Food Access: Changes to SNAP, WIC, and Child Nutrition During COVID-19

In times of crisis and uncertainty, Montanans come together to take care of each other. In the last two weeks, record numbers of people have lost their jobs and are at risk of hunger.

In order to address this crisis, Montana, the federal government, and local communities have taken great strides to help ensure no one goes hungry during this pandemic. While there is more work to be done, here is a run-down of the changes to important food programs in the state.

The Supplemental Nutrition Assistance Program (SNAP, formerly known as Food Stamps)

SNAP is the nation’s “first-responder” in times of crisis. It is one of the fastest ways to not only get food on people’s tables, but to support local economies as well. There have been several changes to SNAP in the past few weeks, which will help make it easier for struggling families to eat.

  • Suspension of the work requirement – Under SNAP rules, able-bodied adults without dependents age 18-49 are expected to work. Due to widespread job losses and mandated social distancing, the work requirement has been suspended as of April 1. Adults who have lost their jobs will not have to worry about losing their SNAP assistance as well.
  • Increased benefit amounts – SNAP benefits are calculated by a formula which deducts certain expenses from a household’s income in order to determine how much they should be able to spend on food. With incomes and expenses in flux, state caseworkers taking on larger caseloads, and the need to make sure everyone can stay as healthy as possible, Montana has been able to increase every household’s benefit to the maximum benefit allowed for their household size.
  • Extended certification periods – The state has moved to extend the benefits of households whose benefits were about to expire. If a household’s benefits were set to expire in March, April, or May, they have been extended by an additional six months. This move will prevent households from falling through the cracks, and free up caseworkers to process new applications.

Child Nutrition Programs

When schools closed, many children were at risk of losing their school breakfasts and lunches. Montana has helped see that children are still able to get the food that they need.
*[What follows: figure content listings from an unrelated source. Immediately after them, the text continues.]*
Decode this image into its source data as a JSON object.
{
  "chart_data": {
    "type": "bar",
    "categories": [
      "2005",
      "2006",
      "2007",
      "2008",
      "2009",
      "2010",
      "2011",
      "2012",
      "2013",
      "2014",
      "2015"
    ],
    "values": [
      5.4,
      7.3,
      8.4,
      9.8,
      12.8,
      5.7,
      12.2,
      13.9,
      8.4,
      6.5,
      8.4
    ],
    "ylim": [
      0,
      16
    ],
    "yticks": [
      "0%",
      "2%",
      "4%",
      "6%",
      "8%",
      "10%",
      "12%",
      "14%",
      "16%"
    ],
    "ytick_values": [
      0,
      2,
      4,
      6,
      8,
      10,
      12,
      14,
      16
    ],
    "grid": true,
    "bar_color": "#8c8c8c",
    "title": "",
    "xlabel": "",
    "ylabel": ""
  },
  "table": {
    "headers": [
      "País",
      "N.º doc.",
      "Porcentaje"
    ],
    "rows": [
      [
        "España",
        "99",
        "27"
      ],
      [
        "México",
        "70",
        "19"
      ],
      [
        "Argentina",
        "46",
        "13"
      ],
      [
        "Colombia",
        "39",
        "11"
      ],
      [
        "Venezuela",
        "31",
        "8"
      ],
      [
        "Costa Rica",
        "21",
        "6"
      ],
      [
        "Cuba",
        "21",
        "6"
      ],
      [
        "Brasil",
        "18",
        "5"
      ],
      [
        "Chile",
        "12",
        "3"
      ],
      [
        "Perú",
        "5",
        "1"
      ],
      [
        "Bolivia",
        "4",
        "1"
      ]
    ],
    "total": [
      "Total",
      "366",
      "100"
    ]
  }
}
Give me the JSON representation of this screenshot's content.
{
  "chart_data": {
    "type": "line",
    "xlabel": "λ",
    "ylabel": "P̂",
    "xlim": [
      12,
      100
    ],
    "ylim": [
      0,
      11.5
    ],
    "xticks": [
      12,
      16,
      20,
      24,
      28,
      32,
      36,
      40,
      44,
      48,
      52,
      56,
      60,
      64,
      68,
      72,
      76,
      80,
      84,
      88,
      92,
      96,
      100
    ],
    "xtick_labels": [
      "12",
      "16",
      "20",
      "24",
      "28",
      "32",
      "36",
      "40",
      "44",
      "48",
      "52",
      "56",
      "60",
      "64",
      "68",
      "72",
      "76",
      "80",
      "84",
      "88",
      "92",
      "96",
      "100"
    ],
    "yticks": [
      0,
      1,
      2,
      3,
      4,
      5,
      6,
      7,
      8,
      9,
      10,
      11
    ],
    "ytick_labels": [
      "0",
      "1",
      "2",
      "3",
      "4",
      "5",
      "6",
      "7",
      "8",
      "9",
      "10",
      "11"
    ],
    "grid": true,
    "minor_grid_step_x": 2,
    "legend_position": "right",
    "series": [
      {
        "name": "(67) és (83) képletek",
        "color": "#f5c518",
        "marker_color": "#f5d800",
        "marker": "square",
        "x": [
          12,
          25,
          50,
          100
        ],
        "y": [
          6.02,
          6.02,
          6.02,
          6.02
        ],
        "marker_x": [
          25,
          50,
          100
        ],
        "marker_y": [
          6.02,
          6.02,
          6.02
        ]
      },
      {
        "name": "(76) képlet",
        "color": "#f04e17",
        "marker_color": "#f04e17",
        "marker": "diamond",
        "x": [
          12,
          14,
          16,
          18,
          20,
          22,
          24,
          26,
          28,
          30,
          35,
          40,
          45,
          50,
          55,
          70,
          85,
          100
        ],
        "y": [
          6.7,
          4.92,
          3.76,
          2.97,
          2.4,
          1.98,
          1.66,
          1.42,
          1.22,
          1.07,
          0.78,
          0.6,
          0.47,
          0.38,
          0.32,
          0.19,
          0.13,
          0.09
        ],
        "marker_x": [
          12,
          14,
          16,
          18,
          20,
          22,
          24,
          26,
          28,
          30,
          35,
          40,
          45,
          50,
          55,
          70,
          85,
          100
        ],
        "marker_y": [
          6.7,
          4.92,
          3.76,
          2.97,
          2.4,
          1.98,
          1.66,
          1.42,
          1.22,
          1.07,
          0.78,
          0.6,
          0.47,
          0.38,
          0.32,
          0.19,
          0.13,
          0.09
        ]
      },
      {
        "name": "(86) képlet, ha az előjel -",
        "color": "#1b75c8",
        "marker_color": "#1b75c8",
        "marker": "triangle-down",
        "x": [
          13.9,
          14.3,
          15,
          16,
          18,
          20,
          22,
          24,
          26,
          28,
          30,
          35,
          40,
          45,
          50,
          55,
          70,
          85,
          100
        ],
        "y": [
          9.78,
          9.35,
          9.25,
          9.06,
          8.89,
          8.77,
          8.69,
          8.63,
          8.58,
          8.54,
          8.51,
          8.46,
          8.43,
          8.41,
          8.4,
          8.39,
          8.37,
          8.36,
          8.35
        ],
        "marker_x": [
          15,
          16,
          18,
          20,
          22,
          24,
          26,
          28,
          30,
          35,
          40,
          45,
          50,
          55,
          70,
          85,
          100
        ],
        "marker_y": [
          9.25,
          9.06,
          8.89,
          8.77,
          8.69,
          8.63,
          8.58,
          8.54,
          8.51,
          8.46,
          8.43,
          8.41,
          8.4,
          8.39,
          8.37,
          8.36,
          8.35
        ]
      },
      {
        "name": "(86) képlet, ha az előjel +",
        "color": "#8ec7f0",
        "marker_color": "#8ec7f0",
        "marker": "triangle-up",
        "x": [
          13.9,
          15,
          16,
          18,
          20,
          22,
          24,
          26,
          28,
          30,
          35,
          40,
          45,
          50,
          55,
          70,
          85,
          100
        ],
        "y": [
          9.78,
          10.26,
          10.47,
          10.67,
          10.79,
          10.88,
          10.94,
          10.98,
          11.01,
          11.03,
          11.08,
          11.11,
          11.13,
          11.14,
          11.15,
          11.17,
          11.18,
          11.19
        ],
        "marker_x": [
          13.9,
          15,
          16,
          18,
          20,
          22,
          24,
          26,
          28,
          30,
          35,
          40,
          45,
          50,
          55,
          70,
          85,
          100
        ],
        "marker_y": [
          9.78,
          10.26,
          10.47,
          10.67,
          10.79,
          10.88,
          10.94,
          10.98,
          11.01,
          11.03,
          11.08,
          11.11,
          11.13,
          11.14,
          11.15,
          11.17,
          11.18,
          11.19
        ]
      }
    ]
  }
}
  • School meals – Montana schools are allowed to serve meals through either the Summer Food Service Program or the National School Lunch Program and School Breakfast program in a non-congregate setting. Schools are not required to offer meals, but there are currently 277 sites around the state offering meals and/or snacks to children. A list of sites that children can receive meals and/or snacks can be found here.

Women, Infant and Children (WIC) Program

WIC is a vital nutrition program which allows women with young children to purchase certain products, such as milk and produce.

  • Food package substitution – Montana has received waivers to allow WIC recipients to swap products if they are unavailable – for example, substituting frozen vegetables for fresh ones.
  • Physical Presence Waiver – WIC appointments can now be done on the telephone or computer, instead of in person. This move allows families to receive benefits without putting themselves or caseworkers in danger.

As the COVID-19 pandemic continues, more must be done to help ensure that no one goes hungry. However, these initial steps that our communities have taken to prevent hunger will help protect thousands of Montanans in this difficult time.